Soudain, un son étranger au sien se fit entendre. Il stoppa son geste, tendit l’oreille. Il ne parvint pas à le croire. C’était comme un battement de cœur qui parfois s’emballait. N’en pouvant plus, il hurla. Tous les mots résonnèrent lugubrement. Le bruit lointain disparut.

« Je ne suis plus Antoine mais Jeanne. Voilà que j’entends des voix maintenant », pensa-t-il.

Pourtant, il ne se trompait pas. A l’extérieur, un groupe d’hommes, armés de pioches, de pelles s’affairait autour de ce qu’ils devinaient être le moulin. Après la surprise de voir tant de neige tombée en un laps de temps si réduit, le village s’était organisé pour vivre. Chacun avait tracé un chemin de sa maison jusque chez son voisin. Celui-ci en avait fait de même. Et ainsi de suite. Tous ces passages se rejoignaient à l’église. Dans l’épreuve hivernale les liens se resserraient. C’est monsieur le curé qui remarqua le premier l’absence d’Antoine à l’office religieuse. Il invita ses paroissiens à prier pour leur boulanger. Alors que l’on s’interrogeait sur son sort, la porte s’ouvrit. La fille du facteur entra essouflée.

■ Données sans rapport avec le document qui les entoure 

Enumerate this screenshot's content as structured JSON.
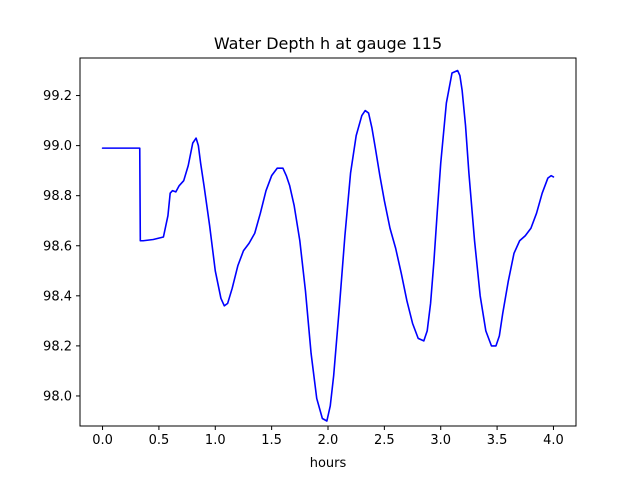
{
  "chart_data": {
    "type": "line",
    "title": "Water Depth h at gauge 115",
    "xlabel": "hours",
    "ylabel": "",
    "xlim": [
      -0.2,
      4.2
    ],
    "ylim": [
      97.88,
      99.35
    ],
    "xticks": [
      0.0,
      0.5,
      1.0,
      1.5,
      2.0,
      2.5,
      3.0,
      3.5,
      4.0
    ],
    "xtick_labels": [
      "0.0",
      "0.5",
      "1.0",
      "1.5",
      "2.0",
      "2.5",
      "3.0",
      "3.5",
      "4.0"
    ],
    "yticks": [
      98.0,
      98.2,
      98.4,
      98.6,
      98.8,
      99.0,
      99.2
    ],
    "ytick_labels": [
      "98.0",
      "98.2",
      "98.4",
      "98.6",
      "98.8",
      "99.0",
      "99.2"
    ],
    "grid": false,
    "series": [
      {
        "color": "#0000ff",
        "x": [
          0.0,
          0.33,
          0.335,
          0.36,
          0.45,
          0.54,
          0.58,
          0.6,
          0.62,
          0.65,
          0.68,
          0.72,
          0.76,
          0.8,
          0.83,
          0.85,
          0.87,
          0.9,
          0.95,
          1.0,
          1.05,
          1.08,
          1.11,
          1.15,
          1.2,
          1.25,
          1.3,
          1.35,
          1.4,
          1.45,
          1.5,
          1.55,
          1.6,
          1.63,
          1.66,
          1.7,
          1.75,
          1.8,
          1.85,
          1.9,
          1.95,
          1.99,
          2.02,
          2.05,
          2.1,
          2.15,
          2.2,
          2.25,
          2.3,
          2.33,
          2.36,
          2.39,
          2.42,
          2.46,
          2.5,
          2.55,
          2.6,
          2.65,
          2.7,
          2.75,
          2.8,
          2.85,
          2.88,
          2.91,
          2.94,
          2.97,
          3.0,
          3.05,
          3.1,
          3.15,
          3.17,
          3.19,
          3.22,
          3.25,
          3.3,
          3.35,
          3.4,
          3.45,
          3.49,
          3.52,
          3.55,
          3.6,
          3.65,
          3.7,
          3.75,
          3.8,
          3.85,
          3.9,
          3.95,
          3.98,
          4.0
        ],
        "y": [
          98.99,
          98.99,
          98.62,
          98.62,
          98.625,
          98.635,
          98.72,
          98.81,
          98.82,
          98.815,
          98.84,
          98.86,
          98.92,
          99.01,
          99.03,
          99.0,
          98.93,
          98.84,
          98.68,
          98.5,
          98.39,
          98.36,
          98.37,
          98.43,
          98.52,
          98.58,
          98.61,
          98.65,
          98.73,
          98.82,
          98.88,
          98.91,
          98.91,
          98.88,
          98.84,
          98.76,
          98.62,
          98.42,
          98.17,
          97.99,
          97.91,
          97.9,
          97.96,
          98.08,
          98.35,
          98.64,
          98.89,
          99.04,
          99.12,
          99.14,
          99.13,
          99.07,
          98.99,
          98.88,
          98.78,
          98.67,
          98.59,
          98.49,
          98.38,
          98.29,
          98.23,
          98.22,
          98.26,
          98.37,
          98.54,
          98.74,
          98.93,
          99.17,
          99.29,
          99.3,
          99.28,
          99.22,
          99.08,
          98.89,
          98.62,
          98.4,
          98.26,
          98.2,
          98.2,
          98.24,
          98.33,
          98.46,
          98.57,
          98.62,
          98.64,
          98.67,
          98.73,
          98.81,
          98.87,
          98.88,
          98.875
        ]
      }
    ]
  }
}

« Le moulin est ensevelli », cria-t-elle anxieuse, « vite ! ».

Voilà l’origine des voix qu’il entendait.

Les sauveteurs avaient dû interrompre leur travail la veille. A l’aube, les plus courageux s’étaient retrouvés pour reprendre l’ouvrage. Ils furent enchantés d’entendre les hurlements d’Antoine. Ils se relayèrent et s’acharnèrent sur le tas de blocs de neige. Quelques heures plus tard, la pioche du curé brisa le dernier obstacle. Une ouverture s’était formée. Marie, qui avait donné l’alerte, jeta un regard au travers.

Lorsque la lumière pénétra dans son antre, l’ours Antoine fut ébloui. Avant de s’évanouir d’épuisement et de bonheur à se savoir libre, il eut le temps d’apercevoir deux jolis yeux. Deux yeux auquels il rêvait, parfois !

Une main le secoua. Il souleva ses paupières et vit une paire d’yeux splendides. Il sourit et demanda : « Quel jour sommes-nous ? »
Une voix lui répondit : « Le 25 février »
Comme chaque année, il serra sa femme dans ses bras et la complimenta sur ses yeux secourables.